Business continuity in a post-pandemic world
The pandemic showed that assumptions about the way the world works can change almost overnight.
But if there’s a silver lining to those two years of disruption, it’s the spotlight the crisis has shone on the need for business continuity planning.
After Covid, businesses know they have to be prepared for threats to their ability to perform core operations. That’s crucial, because the pandemic isn’t over. In addition, the crisis in Eastern Europe threatens global economic stability. And the most disruptive consequences of climate change are still to come.
What is business continuity planning?
So what is business continuity planning? Fundamentally, it’s the acceptance that bad things happen and that businesses need a strategy in place to mitigate negative outcomes and ensure they can continue to trade.
The circumstances that create a need for such planning are many and varied but might include:
- Extreme weather that disrupts core operations, by stalling supply chains, stopping employees from working normally or damaging premises.
- Geopolitical volatility that cuts supply chains or creates uncertainty in core markets. The current situation in Ukraine is a case in point.
- Theft, vandalism and arson can all lead to business continuity challenges.
- Ransomware can lock you out of your files and systems, making business all-but impossible.
- A global health pandemic.
But while continuity planning is generally a response to extreme events, it can also be useful for more everyday challenges.
For example, an especially cold winter (or hot summer), or a virulent flu season, can disrupt day-to-day operations, even if they don’t threaten the ultimate viability of your business. Some of the steps you might implement as part of a business continuity plan could be helpful in these situations, too.
Lessons from the pandemic
Business continuity planning was often ignored before the pandemic, especially among SMEs. It was the last priority on a very long list. Many leaders just didn’t get round to it.

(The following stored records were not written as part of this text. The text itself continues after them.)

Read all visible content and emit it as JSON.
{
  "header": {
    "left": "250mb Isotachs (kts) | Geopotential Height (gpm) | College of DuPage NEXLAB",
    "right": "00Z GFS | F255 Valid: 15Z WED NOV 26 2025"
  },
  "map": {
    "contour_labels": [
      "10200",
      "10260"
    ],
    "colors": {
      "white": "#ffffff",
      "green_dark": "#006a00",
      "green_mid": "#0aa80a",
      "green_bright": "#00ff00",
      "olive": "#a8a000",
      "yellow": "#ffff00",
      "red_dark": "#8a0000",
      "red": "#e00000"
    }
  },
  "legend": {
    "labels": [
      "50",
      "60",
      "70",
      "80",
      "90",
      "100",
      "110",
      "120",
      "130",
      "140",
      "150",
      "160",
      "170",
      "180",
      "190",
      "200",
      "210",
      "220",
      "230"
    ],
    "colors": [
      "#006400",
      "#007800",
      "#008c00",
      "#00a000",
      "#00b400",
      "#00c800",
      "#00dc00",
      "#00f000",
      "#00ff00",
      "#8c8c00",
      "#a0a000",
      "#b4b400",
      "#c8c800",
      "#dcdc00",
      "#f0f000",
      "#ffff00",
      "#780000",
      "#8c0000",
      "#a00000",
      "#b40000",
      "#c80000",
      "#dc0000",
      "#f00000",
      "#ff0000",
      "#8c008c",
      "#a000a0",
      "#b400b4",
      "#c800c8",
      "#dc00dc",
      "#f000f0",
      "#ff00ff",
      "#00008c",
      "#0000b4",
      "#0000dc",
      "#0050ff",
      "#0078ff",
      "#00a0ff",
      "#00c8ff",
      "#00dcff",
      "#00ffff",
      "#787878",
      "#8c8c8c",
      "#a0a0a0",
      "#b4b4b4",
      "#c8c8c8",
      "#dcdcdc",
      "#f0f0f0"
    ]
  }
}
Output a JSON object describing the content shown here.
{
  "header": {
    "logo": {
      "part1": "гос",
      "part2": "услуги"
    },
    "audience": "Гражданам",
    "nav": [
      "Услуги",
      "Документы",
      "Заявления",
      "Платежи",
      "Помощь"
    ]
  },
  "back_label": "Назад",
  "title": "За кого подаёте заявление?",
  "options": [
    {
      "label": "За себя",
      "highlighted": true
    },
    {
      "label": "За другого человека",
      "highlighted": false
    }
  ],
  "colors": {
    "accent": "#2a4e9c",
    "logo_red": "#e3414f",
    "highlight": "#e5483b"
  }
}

Lockdown shocked them into action. Most obviously, businesses that could easily transition to a remote working model found the early weeks and months of Covid easier than those who were locked into an office-based mentality.
Many businesses quickly closed the gap by investing in cloud-based communications and collaboration technology. But while Teams and hosted voice services are excellent tools in any company’s armoury, business continuity planning involves much more than being able to collaborate remotely. A comprehensive strategy should consider the following:
- Working from home. Zoom is great, but can your employees work effectively and productively away from the office? That means having access to a full suite of office tools, data and systems. Your business continuity may depend on it.
- Disaster recovery. If your network went down, what would you do? Trusted IT support, in-house or otherwise, is crucial here.
- Off-site data storage. Business continuity planning must include the ability to spin up new versions of your applications and data in seconds. Cloud vendors should ensure your information is mirrored in more than one geographical location.
- Third party back office support. If staff are unavailable or tied up with other tasks, can you bring in temporary help? For that matter, can you set up office in a different building?
- Sourcing and procurement. What would you do if a key link in your supply chain was taken out? Alternative supply chain solutions need to be part of any continuity plan for relevant businesses.
Would you be ready?
All of which begs the questions: would you be ready if the pandemic struck again tomorrow?
That’s the benchmark by which your business continuity strategy should be judged. Covid came out of the blue. But businesses cannot depend on generous government support or the boundless forbearance of customers the next time round.
Instead, forward thinking SMEs will use the pandemic experience to put holistic business continuity plans in place.
The digital nature of modern business means much of that planning – though not all – will involve technology. Zoom and Teams are just the start. Cloud-based solutions for core operations are obvious next steps. Data and systems should be saved off-site, in more than one location.
Connectivity is the foundation of any business continuity strategy. As a general rule, the more fibre your internet service contains, the more resilient it will be. Fast and reliable connectivity can also help your businesses transition quickly to new ways of working.
The pandemic showed that business continuity planning is not a ‘nice to have’ – it’s essential. Your survival as a business might depend on it. Ask yourself if you are prepared for the next crisis, in whatever form it might take.